Traffic-calming ideas for crash-ridden Franklin Boulevard to be aired by NOACA at Tuesday meeting (photos)

March 2, 2018 GMT

Traffic-calming ideas for crash-ridden Franklin Boulevard to be aired by NOACA at Tuesday meeting (photos)

CLEVELAND, Ohio – Long-suffering West Siders will get a chance Tuesday to comment on the latest version of plans to calm traffic and reduce car accidents along Franklin Boulevard.

More than 160 accidents in recent years caused at least three deaths according to news reports and scores of injuries on the predominantly residential boulevard, igniting bitter complaints.

The Northeast Ohio Areawide Coordinating Agency will unveil options for Franklin Boulevard including curb extensions, or “bump-outs,” lane-narrowing neck-downs, mini traffic circles, or lane diverters that block traffic from using lanes in one direction.

The meeting will be from 5:30 to 7 p.m. at St. Paul’s Community Church, 4427 Franklin Blvd.

The plans developed by NOACA address a 2-mile stretch of the boulevard from West 25th to West 85th Street where the often-exceeded speed limit is 35 mph.

State law requires a 35 mph limit for residential blocks that continue for a mile or more, said Ward 15 Councilman Matt Zone, who said he’s been fielding complaints for years about crashes on the boulevard.


In September, 2010, a three-year-old boy was hit by a car at West 38th Street and Franklin Boulevard after exiting a parked car, according to the WOIO Channel 19 website. The child later died of his injuries.

In February 2011, Luis Vasquez and Juanita J. Gonzalez were killed at West 74th Street and Franklin Boulevard after being hit by a car driven by a drunk driver, according to the The Metro West Community Development Organization website.

Last August, a speeding car pursued by a Cleveland Metroparks ranger flipped at the intersection of Franklin and West 74th Street, Zone said.

The accident “really blew my top,” he said.

Ward 3 Councilman Kerry McCormack, whose district includes part of the boulevard, has also complained vociferously about the need to slow traffic, Zone said.

The city re-striped the boulevard several years ago to create a parking lane on the north side of the street, reducing it to two travel lanes, Zone said, but that didn’t solve the problem.

Support for change

The administration of Mayor Frank Jackson supports the effort to improve safety on the boulevard, Zone said.

The administration applied recently for technical assistance from NOACA, which is nearing completion of a study conducted through its Transportation for Livable Communities Initiative that’s worth $50,000 to $75,000, Zone said.

The plan would help build a case to fund construction of the changes it recommends.
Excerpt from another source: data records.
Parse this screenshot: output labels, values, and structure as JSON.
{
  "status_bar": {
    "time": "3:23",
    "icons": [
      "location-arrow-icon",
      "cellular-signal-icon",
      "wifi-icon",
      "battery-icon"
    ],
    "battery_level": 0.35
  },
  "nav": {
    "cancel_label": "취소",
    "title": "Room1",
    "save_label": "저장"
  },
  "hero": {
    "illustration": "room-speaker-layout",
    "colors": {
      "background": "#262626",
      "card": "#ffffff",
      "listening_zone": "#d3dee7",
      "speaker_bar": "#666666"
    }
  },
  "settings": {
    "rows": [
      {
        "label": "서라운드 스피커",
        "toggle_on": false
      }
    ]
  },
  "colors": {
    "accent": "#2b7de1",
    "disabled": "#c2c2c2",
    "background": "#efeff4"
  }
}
Zone said he hoped improvements could begin with partial funding in 2019 and be finished by 2020 with full funding.

At that point, the Jackson administration feels it could be easier to persuade the state to allow the lower speed limit because the street’s design would no longer be functionally continuous, Zone said.

City Planning Director Freddy Collier was not available for comment Thursday, the administration said.

Changing demographics

The Franklin Boulevard story marks the latest chapter in efforts by residents and public agencies to increase safety in a city whose streets have been engineered for decades primarily to maximize traffic flow.

The plans also grew out of changing demographics. Franklin Boulevard traverses Ohio City and Detroit Shoreway, two neighborhoods that have lured middle class residents back to Cleveland, reversing decades of out-migration, said Ashley Shaw, economic development and planning manager for Ohio City Inc., which is collaborating on the study.

The Detroit Shoreway Community Development Organization is also supporting the study.

The boulevard is a prestigious West Side address with some of the aura once associated with Millionaire’s Row on Euclid Avenue. It is lined in aeas with Victorian-era mansions and houses in Gothic Revival, Italianate and Queen Anne styles, often elaborately painted to highlight gingerbread details.

New residents are demanding attention to the tendency of commuters to race through the neighborhood, a place where families want their children to be able to walk or ride a bike safely to school, Shaw said.

Mapping crashes

A graphic map prepared by NOACA and a related interactive map on the agency’s website showed 162 accidents had occurred along the boulevard between 2012 and 2016, dozens of them involving injuries.

Of the total, nearly a third of them, or 51, occurred between West 55th and West 48th streets, which Zone called the most dangerous stretch.

The traffic-calming project on Franklin Boulevard aligns with other city efforts, including its 2011 Complete and Green Streets ordinance, a Safe Routes to School plan and the emerging Vision Zero project, which Zone said is aimed at eliminating traffic-related deaths.

Having your sayWhat’s going on: Public feedback session on Franklin Boulevard traffic calming study. Venue: St. Paul’s Community Church. Where: 4427 Franklin Blvd., Cleveland. When: Tuesday, March 6, 5:30-7 p.m. Who’s invited: Everyone. Families with children are welcome; refreshments will be provided. Contact: Detroit Shoreway Community Development Organization: 216-961-4242 x 265.